NAC and DFO enhance LPS induced iNOS expression in BV-2 cells through a p38 MAPK dependent mechansim

Alzheimer´s disease (AD) is the most common of the progressive neurodegenerative disorders and is characterized by the formation of Aβ deposits, neurofibrillary tangles and loss of neurons. Additional features of the disease are inflammation, increased oxidative stress and modified iron metabolism. One aim of the thesis was to study the London mutation of the amyloid precursor protein (APP) gene, and the potential role of this mutation in oxidative mechanisms regulating G-protein activity and cytotoxicity. A second aim was to investigate the relative influence of reactive oxygen species (ROS) and nitric oxide (NO) species on iron metabolism in cell lines exposed to lipopolysaccharide (LPS).

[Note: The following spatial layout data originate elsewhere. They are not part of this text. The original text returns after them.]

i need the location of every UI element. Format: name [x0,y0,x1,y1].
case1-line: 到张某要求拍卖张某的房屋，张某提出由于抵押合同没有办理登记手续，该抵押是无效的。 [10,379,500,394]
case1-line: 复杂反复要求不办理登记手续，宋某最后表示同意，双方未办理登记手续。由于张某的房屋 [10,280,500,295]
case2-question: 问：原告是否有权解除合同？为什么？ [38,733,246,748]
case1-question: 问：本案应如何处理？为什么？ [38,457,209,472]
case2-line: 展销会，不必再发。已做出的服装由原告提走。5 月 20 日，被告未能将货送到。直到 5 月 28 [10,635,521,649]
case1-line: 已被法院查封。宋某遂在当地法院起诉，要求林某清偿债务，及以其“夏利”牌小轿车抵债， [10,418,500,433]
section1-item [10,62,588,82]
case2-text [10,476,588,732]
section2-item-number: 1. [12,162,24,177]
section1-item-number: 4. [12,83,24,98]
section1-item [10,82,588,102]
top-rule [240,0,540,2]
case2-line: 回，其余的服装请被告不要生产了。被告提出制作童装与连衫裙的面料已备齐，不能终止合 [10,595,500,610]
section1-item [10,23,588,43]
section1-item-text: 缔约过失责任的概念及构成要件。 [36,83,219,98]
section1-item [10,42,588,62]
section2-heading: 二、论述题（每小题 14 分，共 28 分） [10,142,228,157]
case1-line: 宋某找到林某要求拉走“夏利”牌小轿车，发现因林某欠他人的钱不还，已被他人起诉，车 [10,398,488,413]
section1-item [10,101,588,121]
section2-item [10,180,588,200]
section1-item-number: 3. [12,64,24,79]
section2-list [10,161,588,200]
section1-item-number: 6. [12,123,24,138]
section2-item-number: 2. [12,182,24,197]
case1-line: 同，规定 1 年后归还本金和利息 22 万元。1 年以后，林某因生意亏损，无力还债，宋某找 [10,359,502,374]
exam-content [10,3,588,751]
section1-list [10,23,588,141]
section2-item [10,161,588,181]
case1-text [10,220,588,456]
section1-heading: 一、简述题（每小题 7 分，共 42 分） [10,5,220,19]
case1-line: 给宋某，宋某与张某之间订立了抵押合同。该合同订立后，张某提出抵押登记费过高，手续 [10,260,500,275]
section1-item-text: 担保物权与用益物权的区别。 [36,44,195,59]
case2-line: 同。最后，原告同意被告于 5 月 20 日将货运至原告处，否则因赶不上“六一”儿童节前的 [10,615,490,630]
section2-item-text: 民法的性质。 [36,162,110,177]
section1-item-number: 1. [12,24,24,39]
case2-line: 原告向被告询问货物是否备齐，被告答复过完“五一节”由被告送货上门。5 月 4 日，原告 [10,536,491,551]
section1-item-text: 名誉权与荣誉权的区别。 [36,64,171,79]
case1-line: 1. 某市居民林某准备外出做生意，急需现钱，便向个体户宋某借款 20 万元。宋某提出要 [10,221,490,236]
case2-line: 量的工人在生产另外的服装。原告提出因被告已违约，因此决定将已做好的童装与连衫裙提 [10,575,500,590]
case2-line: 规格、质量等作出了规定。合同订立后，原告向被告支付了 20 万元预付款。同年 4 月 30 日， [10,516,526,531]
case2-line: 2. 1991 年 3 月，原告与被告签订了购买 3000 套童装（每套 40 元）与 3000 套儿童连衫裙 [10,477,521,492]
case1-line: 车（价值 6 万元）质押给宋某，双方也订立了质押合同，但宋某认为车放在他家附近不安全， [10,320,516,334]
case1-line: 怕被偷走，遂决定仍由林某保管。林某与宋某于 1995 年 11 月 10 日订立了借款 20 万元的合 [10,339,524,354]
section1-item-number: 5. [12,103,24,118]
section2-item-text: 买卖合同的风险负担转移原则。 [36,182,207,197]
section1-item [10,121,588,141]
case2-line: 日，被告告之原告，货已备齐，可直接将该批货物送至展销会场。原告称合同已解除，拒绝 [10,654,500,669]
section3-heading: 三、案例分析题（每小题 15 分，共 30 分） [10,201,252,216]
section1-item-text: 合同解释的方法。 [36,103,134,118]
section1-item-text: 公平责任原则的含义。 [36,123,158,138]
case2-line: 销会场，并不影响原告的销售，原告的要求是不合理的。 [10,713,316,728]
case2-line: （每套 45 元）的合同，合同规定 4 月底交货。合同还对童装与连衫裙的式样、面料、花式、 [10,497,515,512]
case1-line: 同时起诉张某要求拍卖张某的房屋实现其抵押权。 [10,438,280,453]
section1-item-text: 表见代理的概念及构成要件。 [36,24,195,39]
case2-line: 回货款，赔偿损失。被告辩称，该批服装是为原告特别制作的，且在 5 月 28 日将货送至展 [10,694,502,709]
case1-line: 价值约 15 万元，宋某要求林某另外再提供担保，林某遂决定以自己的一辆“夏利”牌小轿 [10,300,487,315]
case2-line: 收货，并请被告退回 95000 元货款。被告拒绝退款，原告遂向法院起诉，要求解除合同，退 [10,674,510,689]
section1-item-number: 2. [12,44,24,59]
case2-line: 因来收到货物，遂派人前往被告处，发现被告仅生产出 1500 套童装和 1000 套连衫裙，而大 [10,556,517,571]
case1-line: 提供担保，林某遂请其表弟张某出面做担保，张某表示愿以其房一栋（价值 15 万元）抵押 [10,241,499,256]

Additionally, the impact of the intracellular redox environment on inducible NO synthase (iNOS) regulation in activated microglia was examined.The results show that the wild-type APP(714-723) peptide stimulated G-protein activity in human brain membranes by a mechanism that was independent of free radical formation. Compared to the wild-type peptide, the London mutated V717G-APP(714-723) was a more powerful stimulator of G-protein activity. This activation involved a free radical mechanism that was dependent on the V717G mutation and the oxidation state of Met722. The exposure of N2a and BV-2 cells to LPS resulted in increased H-ferritin mRNA levels, an increase that was found to be independent of LPS-induced ROS and NO formation. TfR protein levels were decreased by the treatment and were shown to be regulated by ROS and NO species. Co-exposure of BV-2 cells to LPS and antioxidants resulted in increased iNOS protein levels as compared to LPS exposure alone. The results further indicate that the increase of iNOS protein levels was dependent on a regulatory mechanism involving the p38 MAPK pathway.